Yang menarik, penelitian lebih lanjut mengungkap bahwa hanya dalam kurun 20 detik menyaksikan siaran televisi, balita semuda usia 14 bulan sudah dapat mengulangi tindakan yang diamati dari layar kaca.

Oleh karena itu, orang tua sebagai "guru” pertama anak-anak di rumah, perlu memerhatikan betul apa saja yang sudah dilihat dan didengar anak-anak.

Selain itu, kita sebagai orang tua perlu membuat batasan terhadap "pengaruh eksternal" yang tidak sejalan dengan prinsip atau cara dalam mengasuh anak.

Ada kalanya keluarga besar seperti kakek, nenek, om, atau tante menganggap perilaku buruk anak sebagai lelucon yang bisa ditertawakan—contohnya, kentut di sembarang tempat.

Dikutip dari artikel di Parents pada 2024 lalu psikolog Emily Edlynn, PhD mengatakan orang tua perlu mengomunikasikan kekhawatiran dan batasan kepada keluarga besar tentang perilaku yang secara tidak sadar dapat ditiru oleh anak.

Orang tua tidak perlu sungkan untuk memberitahu anggota keluarga besar agar berhenti mengajarkan perilaku ke anak yang tidak sesuai dengan ajaran orang tuanya sendiri.

"Jelaskan harapan kalian dengan sangat jelas: saat berada di dekat anak kalian, mereka tidak boleh mengajarkan kata-kata kasar, kentut di hadapan nenek, dan sebagainya," ujar Edlynn.

Edlynn menambahkan, ketika keluarga besar tidak mengindahkan aturan kita sebagai orang tua, kita boleh saja membawa anak pergi dari mereka.

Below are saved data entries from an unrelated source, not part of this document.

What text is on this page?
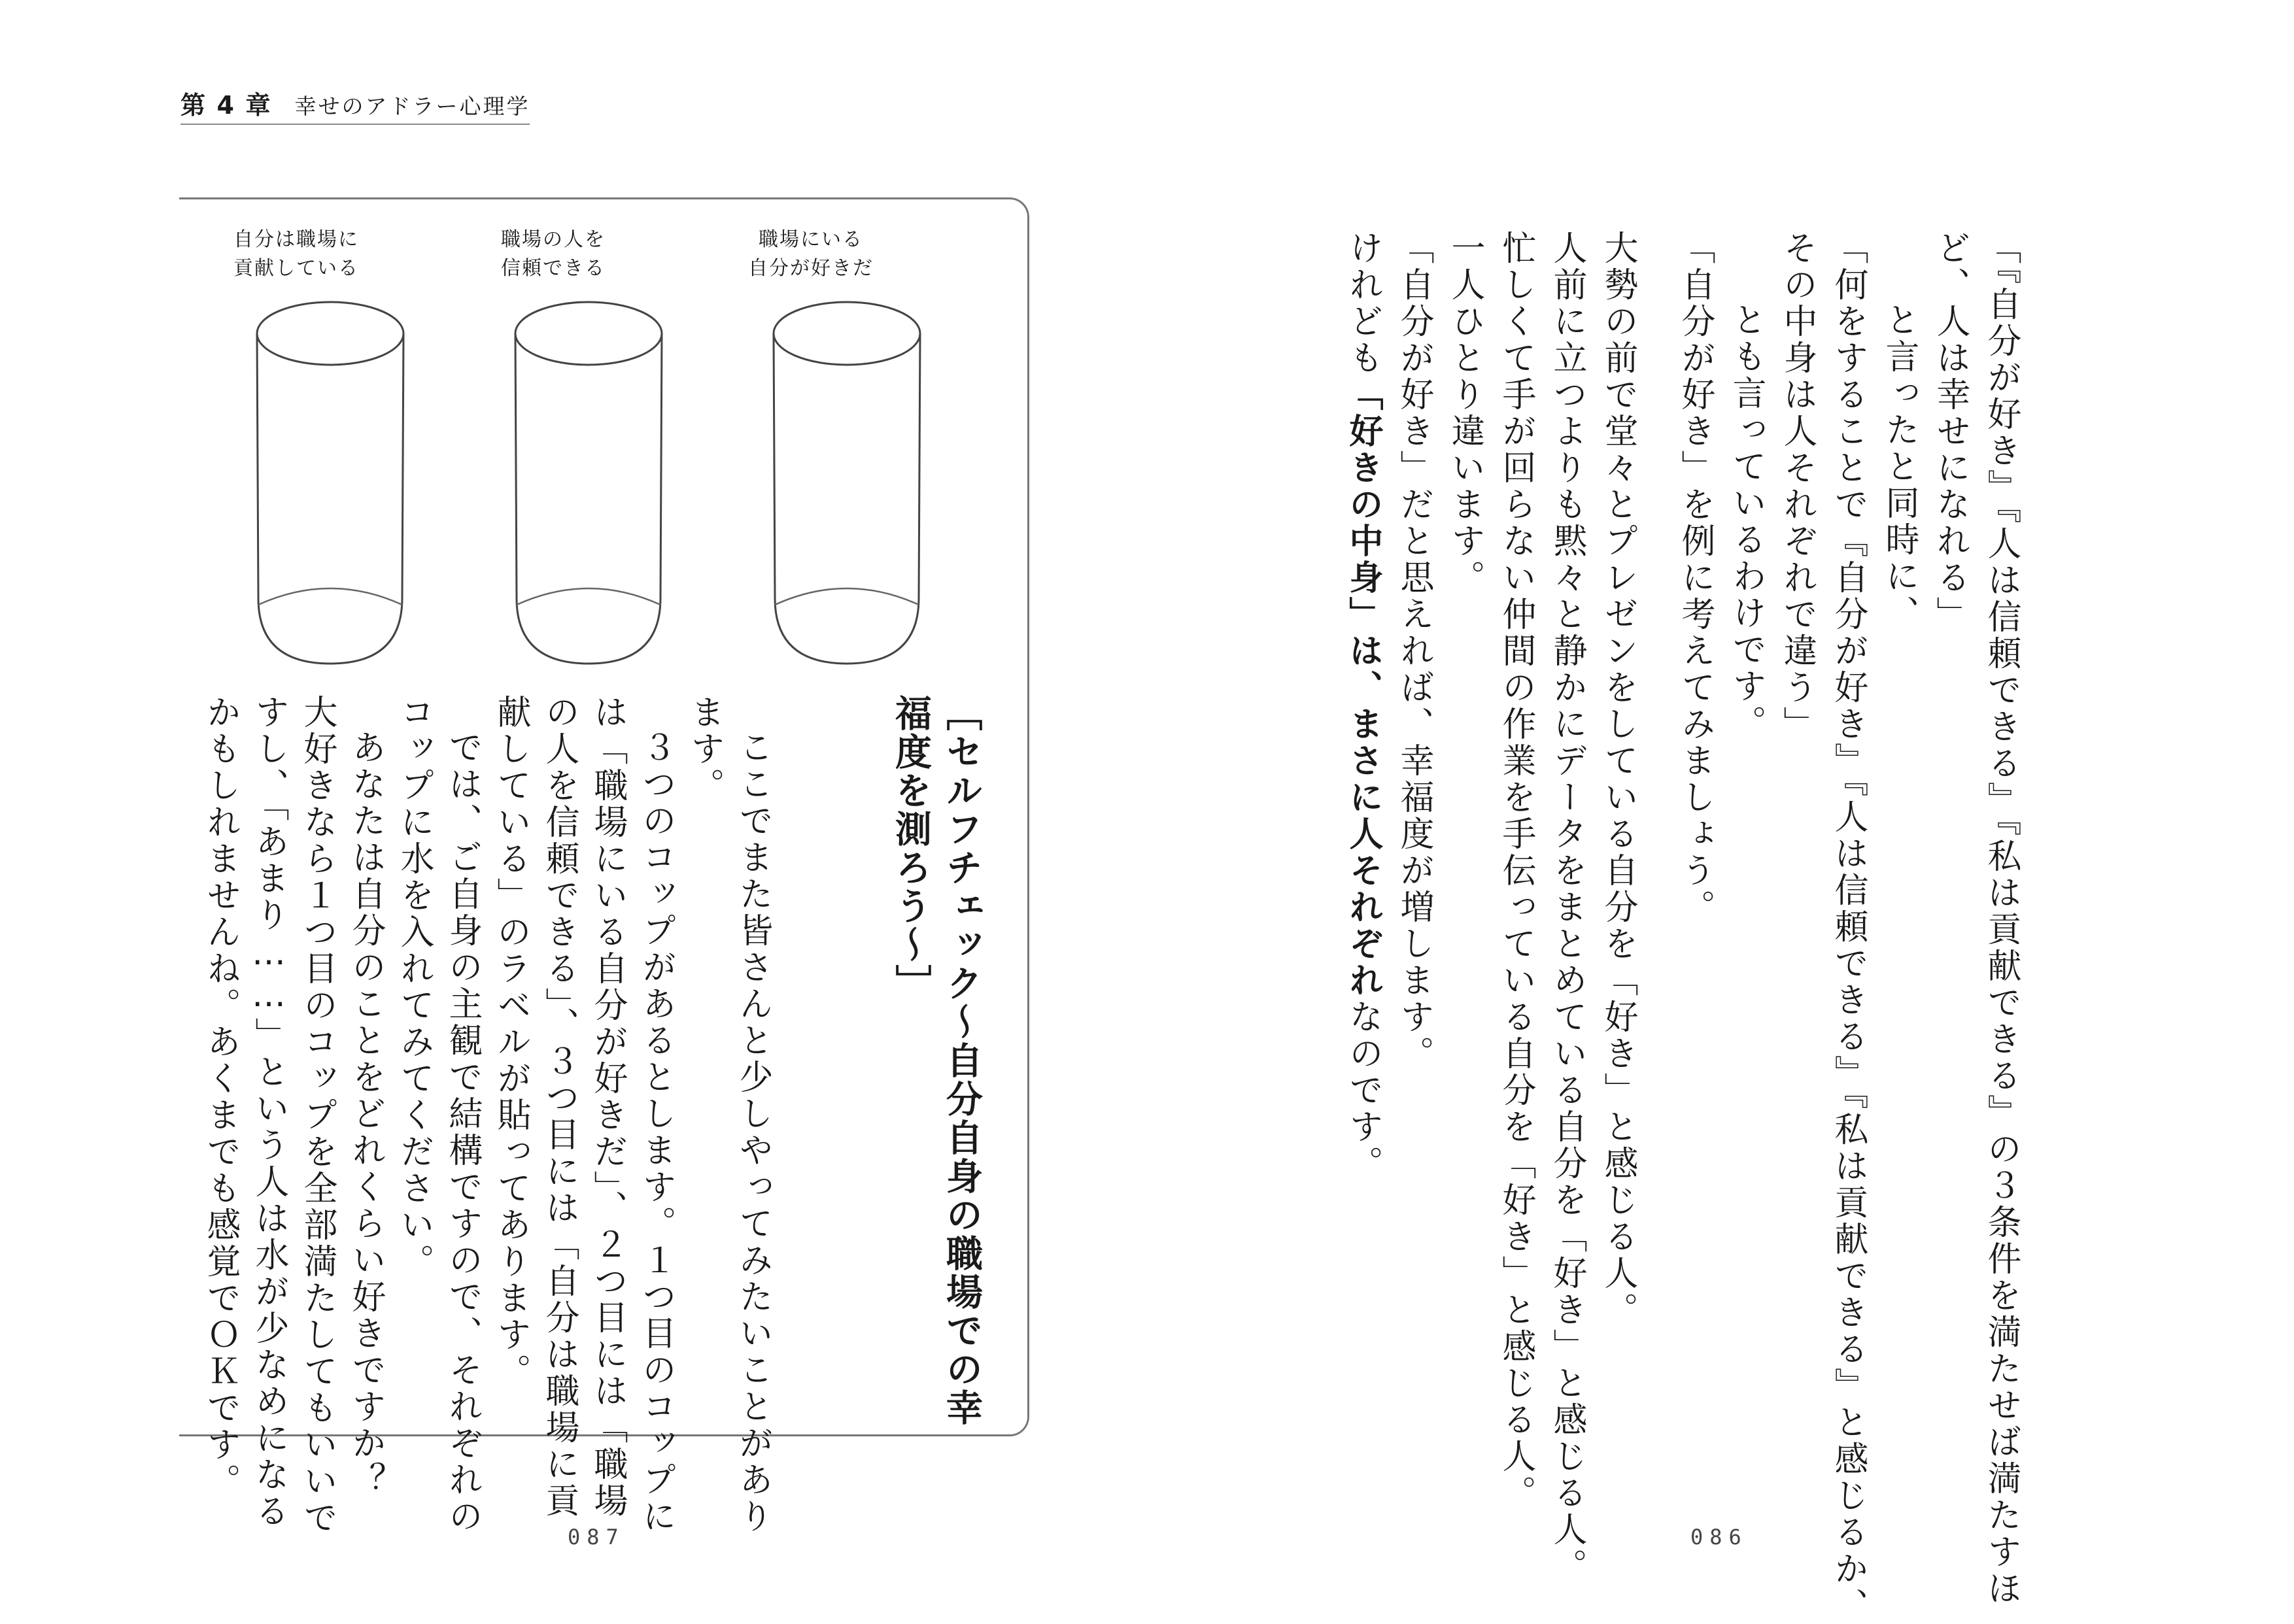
第 4 章 幸せのアドラー心理学
自分は職場に
貢献している
職場の人を
信頼できる
職場にいる
自分が好きだ

［セルフチェック～自分自身の職場での幸

福度を測ろう～］

ここでまた皆さんと少しやってみたいことがあり

ます。

３つのコップがあるとします。１つ目のコップに

は「職場にいる自分が好きだ」、２つ目には「職場

の人を信頼できる」、３つ目には「自分は職場に貢

献している」のラベルが貼ってあります。

では、ご自身の主観で結構ですので、それぞれの

コップに水を入れてみてください。

あなたは自分のことをどれくらい好きですか？

大好きなら１つ目のコップを全部満たしてもいいで

すし、「あまり……」という人は水が少なめになる

かもしれませんね。あくまでも感覚でＯＫです。	「『自分が好き』『人は信頼できる』『私は貢献できる』の３条件を満たせば満たすほ

ど、人は幸せになれる」

と言ったと同時に、

「何をすることで『自分が好き』『人は信頼できる』『私は貢献できる』と感じるか、

その中身は人それぞれで違う」

とも言っているわけです。

「自分が好き」を例に考えてみましょう。

大勢の前で堂々とプレゼンをしている自分を「好き」と感じる人。

人前に立つよりも黙々と静かにデータをまとめている自分を「好き」と感じる人。

忙しくて手が回らない仲間の作業を手伝っている自分を「好き」と感じる人。

一人ひとり違います。

「自分が好き」だと思えれば、幸福度が増します。

けれども「好きの中身」は、まさに人それぞれなのです。

087	086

Itulah yang menjadi konsekuensi kita yang memegang teguh prinsip dalam membesarkan anak.

Yang terpenting, tetaplah kuat dan konsisten dalam menerapkan aturan serta batasan.

Praktisi Psikologi Anak Usia Dini Aninda, S.Psi., M.Psi.T. menegaskan betapa anak-anak memang peniru ulung. Maka dari itu, sudah menjadi tugas orang tua untuk mengajarkan nilai-nilai moralitas kepada anak sejak dini.

"Manfaatnya bukan hanya bagi anak dan dunia sosialnya kelak, akan tetapi juga bagi anak dan dirinya sendiri," kata Aninda.

Aninda menuturkan, salah satu caranya adalah dengan menunjukkan contoh bahwa kita adalah orang tua yang beretika, beradab, dan memiliki nilai moral.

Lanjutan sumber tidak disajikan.